University of Oxford Anatomical Neuropharmacology Unit
The overall aim is to define how the activity of neuronal assemblies is co-ordinated and emerges from the co-operative interactions of rigorously defined neuronal circuits in the cerebral cortex. Specific circuits are defined and dissected in terms of their constituent cell types, functional synaptic relationships and molecular machinery mediating the interactions. The role of selected interactions is established in the functional behaviour of the cortical network. Based on the knowledge gained about the molecular composition and connections of identified neurones, specific cell types are targeted in transgenic animals using a novel strategy for the selective modulation of their activity. This could lead to the determination of their functional contribution to the cortical network. The results explain cortical operations and identify links for the treatment of disease.

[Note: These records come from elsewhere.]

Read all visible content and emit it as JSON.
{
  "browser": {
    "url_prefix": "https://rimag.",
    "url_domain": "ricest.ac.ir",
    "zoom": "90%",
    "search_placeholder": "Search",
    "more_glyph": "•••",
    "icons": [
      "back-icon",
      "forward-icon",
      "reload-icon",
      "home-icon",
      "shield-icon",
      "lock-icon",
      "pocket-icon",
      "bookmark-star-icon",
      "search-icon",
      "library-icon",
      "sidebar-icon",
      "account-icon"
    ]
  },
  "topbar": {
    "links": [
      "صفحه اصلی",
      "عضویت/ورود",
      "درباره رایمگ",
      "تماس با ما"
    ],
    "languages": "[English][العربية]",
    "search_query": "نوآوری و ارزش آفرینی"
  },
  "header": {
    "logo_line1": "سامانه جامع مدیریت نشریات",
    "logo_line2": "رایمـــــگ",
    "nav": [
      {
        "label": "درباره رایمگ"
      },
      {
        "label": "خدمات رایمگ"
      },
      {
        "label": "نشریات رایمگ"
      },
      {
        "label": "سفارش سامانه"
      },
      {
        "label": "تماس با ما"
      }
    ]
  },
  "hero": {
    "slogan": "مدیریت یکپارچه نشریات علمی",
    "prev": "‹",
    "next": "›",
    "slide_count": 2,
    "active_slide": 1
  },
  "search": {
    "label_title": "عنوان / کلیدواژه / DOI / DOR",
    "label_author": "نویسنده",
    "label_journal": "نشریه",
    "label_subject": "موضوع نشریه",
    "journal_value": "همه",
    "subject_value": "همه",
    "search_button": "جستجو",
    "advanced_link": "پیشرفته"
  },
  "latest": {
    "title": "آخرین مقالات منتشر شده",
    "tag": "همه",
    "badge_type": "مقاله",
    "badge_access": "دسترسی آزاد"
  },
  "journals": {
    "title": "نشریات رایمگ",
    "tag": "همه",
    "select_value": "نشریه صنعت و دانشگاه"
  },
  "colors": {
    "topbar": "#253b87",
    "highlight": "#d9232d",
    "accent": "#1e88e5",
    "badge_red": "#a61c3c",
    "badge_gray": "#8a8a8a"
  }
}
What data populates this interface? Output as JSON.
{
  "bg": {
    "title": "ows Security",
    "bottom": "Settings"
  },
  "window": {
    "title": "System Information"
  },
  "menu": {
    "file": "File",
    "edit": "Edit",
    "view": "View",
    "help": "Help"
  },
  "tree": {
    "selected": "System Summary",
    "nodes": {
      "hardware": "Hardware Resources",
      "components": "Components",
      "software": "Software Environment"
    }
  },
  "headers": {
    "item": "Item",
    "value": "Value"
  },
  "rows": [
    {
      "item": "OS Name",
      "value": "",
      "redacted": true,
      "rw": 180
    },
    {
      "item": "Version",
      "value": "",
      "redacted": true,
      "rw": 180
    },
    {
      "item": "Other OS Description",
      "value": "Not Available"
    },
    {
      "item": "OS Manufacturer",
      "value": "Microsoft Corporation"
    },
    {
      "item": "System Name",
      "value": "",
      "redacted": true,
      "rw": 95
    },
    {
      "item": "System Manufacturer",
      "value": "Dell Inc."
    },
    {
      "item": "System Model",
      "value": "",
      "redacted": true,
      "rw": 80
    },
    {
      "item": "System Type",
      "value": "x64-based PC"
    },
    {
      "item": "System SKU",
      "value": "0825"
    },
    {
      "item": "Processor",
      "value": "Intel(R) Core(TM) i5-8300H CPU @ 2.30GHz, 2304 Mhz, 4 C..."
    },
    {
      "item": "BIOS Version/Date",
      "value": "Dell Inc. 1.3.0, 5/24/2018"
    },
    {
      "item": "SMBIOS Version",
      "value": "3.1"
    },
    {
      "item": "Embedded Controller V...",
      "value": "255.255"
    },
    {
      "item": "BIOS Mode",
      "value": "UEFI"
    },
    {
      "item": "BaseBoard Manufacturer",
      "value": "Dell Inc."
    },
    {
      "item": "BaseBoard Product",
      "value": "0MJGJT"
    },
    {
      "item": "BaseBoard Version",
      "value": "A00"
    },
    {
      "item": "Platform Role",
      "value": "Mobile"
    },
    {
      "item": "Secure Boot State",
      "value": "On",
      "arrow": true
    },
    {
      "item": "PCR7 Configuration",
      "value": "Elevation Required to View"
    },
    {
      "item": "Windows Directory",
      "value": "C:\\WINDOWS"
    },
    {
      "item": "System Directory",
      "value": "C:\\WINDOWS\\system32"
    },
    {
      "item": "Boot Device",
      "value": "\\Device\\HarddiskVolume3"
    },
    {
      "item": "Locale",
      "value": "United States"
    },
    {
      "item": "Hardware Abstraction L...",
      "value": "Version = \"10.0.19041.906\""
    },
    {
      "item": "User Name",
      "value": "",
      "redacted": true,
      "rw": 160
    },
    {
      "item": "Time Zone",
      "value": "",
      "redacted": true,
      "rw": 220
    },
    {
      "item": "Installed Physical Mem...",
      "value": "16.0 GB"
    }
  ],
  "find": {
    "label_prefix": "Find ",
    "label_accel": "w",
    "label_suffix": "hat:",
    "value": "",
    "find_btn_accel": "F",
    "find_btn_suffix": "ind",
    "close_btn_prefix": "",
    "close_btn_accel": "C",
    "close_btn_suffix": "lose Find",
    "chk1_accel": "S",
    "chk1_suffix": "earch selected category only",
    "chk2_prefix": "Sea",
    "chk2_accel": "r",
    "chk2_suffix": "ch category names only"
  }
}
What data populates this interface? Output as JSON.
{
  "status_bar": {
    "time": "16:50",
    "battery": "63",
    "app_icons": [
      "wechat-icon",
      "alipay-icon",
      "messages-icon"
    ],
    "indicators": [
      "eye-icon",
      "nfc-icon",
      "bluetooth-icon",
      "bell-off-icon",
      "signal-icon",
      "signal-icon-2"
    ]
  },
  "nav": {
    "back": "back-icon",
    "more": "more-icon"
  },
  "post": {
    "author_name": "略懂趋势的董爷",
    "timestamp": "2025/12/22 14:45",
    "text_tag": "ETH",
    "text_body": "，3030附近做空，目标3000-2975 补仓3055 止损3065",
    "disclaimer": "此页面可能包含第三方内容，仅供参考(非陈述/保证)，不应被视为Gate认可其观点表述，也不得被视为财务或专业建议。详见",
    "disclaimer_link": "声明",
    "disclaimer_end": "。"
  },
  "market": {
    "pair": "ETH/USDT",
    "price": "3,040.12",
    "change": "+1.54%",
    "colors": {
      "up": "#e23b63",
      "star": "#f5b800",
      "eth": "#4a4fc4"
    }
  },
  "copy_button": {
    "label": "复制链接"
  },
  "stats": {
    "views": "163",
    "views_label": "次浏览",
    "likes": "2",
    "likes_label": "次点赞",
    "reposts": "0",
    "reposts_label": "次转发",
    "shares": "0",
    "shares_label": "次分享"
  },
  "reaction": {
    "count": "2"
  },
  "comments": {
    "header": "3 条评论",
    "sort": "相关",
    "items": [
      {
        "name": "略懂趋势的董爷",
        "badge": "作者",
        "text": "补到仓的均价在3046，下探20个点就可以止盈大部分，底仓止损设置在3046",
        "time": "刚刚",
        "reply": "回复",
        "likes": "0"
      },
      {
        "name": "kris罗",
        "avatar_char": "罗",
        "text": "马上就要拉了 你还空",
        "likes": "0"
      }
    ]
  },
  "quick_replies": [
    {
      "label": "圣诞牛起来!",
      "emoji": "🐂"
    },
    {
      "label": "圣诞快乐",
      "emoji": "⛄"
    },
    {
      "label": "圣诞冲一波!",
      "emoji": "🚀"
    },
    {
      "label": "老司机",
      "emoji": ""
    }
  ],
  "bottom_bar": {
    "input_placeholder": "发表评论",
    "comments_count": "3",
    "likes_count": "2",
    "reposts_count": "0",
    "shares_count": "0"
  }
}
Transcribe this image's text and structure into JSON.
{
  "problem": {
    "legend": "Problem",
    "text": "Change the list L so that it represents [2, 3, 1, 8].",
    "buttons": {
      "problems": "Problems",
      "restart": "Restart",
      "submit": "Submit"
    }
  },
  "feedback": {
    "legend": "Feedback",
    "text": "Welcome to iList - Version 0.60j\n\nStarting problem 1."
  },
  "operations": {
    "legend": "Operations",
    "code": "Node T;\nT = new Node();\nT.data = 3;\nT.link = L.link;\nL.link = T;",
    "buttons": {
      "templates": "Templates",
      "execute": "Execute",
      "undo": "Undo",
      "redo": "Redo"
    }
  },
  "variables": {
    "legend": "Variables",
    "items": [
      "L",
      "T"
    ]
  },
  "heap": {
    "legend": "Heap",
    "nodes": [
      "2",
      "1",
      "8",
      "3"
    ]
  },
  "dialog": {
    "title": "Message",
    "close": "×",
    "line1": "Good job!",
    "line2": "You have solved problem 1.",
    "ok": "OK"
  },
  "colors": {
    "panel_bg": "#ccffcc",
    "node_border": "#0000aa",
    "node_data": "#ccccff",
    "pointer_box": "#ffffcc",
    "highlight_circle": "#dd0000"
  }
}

Combined functional and structural analysis of neuronal interactions is carried out. Whole cell patch clamp recordings are carried out in vitro from single neurones and from several neurones simultaneously to test their interactions. The same types of cells are also recorded in vivo during behaviour contingent network oscillations. The characterisation of synaptic interactions is achieved using drugs acting on neurotransmitter receptors and ion channels. The recorded cells are labelled and analysed using light and electron microscopic techniques, including immunocytochemistry. The quantitative evaluation of receptors in relation to transmitter release sites is achieved by quantitative electron microscopic immunogold procedures.